The Chinese leadership knows this. Sooner or later, foreign companies
will be allowed to move in, on China's terms, and pour more booty
onto the pile in the dragon's lair.
Second,
I think most people vastly overestimate the latent political activism
here. News about the Tiananmen Massacre including the photo of
that crazy
guy and the tank are readily available to anyone who cares.

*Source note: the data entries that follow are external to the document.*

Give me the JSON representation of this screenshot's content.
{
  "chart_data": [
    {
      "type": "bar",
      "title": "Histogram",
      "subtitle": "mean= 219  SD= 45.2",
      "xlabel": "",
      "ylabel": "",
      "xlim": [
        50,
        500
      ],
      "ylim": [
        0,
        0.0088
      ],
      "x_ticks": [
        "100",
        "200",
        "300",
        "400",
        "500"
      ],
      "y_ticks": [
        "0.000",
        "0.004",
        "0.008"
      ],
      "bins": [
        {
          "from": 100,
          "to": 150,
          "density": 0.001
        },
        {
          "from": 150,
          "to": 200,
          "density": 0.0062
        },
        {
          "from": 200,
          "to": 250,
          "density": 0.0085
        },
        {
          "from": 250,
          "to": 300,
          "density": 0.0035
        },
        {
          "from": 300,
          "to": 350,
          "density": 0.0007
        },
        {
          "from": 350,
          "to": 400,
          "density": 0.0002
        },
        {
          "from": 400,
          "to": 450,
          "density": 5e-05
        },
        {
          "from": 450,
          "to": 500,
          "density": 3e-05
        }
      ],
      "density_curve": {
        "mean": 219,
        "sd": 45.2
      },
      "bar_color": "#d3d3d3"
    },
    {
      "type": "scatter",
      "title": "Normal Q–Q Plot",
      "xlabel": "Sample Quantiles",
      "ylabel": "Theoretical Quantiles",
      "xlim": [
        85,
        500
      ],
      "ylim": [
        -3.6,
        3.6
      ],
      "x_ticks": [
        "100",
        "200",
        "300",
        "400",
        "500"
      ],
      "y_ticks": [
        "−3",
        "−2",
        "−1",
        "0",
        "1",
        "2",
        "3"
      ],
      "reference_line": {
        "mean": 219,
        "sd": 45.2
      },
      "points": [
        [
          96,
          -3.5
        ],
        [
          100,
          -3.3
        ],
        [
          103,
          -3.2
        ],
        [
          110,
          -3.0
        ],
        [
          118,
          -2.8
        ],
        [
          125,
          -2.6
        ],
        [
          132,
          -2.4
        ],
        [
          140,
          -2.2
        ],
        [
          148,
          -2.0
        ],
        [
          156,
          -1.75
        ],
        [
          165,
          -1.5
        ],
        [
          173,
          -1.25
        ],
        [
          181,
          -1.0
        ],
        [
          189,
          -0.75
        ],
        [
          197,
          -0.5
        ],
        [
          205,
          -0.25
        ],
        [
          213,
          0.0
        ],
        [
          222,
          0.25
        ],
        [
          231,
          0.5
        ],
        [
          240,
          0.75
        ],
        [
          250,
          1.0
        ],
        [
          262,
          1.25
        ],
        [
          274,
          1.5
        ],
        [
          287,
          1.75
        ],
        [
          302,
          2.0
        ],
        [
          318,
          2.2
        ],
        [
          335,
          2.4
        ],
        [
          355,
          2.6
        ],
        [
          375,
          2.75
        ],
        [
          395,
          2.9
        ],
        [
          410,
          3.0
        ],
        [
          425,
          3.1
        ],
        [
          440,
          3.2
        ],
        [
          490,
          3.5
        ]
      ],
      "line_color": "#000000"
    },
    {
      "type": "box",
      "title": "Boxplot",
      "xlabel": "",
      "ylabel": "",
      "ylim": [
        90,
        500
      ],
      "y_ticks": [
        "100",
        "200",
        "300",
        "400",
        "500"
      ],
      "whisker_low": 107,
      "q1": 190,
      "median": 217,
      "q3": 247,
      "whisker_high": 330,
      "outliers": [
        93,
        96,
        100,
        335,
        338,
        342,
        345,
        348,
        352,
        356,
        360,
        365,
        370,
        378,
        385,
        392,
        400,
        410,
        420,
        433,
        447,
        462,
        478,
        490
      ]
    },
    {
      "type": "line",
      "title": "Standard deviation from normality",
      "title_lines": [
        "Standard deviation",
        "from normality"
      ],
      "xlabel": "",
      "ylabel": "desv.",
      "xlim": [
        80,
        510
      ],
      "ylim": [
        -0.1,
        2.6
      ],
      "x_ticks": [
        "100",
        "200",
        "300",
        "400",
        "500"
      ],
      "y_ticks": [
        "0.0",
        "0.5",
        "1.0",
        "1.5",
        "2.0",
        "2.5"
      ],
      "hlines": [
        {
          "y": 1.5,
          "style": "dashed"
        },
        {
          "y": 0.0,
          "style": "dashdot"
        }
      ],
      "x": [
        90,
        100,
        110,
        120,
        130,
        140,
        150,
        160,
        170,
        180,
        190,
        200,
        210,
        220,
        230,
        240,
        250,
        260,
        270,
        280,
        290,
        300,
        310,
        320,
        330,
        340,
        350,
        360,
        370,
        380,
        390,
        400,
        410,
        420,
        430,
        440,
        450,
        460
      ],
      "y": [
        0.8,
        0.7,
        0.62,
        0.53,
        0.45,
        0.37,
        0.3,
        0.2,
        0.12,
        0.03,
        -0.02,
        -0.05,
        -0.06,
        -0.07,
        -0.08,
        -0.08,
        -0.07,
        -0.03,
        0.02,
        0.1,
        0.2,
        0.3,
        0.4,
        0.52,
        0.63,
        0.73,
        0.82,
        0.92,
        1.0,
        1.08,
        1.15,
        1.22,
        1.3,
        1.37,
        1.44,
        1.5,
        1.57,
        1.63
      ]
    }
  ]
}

But my students still look at me in bewilderment when I mention
kids like them dying. After the bewilderment passes, they skip off
to the Internet bar and chat with their four or five cyberfellas.
Discontent
and disgust may be high, but they have been for centuries and there
is another Chinese trait which seems to counter any news of corruption:
tolerance.
The
old men have seen Japanese invaders, Liberation, the Great Leap
Forward, the Cultural Revolution, the
June 3 Incident, and so on. Every so often some old fella will
find out that I write for a semi-living and he'll go off about the
poor people here and the growing gap, but as often as not he'll
say, "If only you could have seen the achievements of my country
over the last 50 years," with tears coming down his leathery face.
The
young generation doesn't have any reason to gripe if their hardships
are compared to those of their grandparents. So this Internet generation
may give the rebel in us high hopes, but the cynic in me dismisses
this generation's revolutionary potential.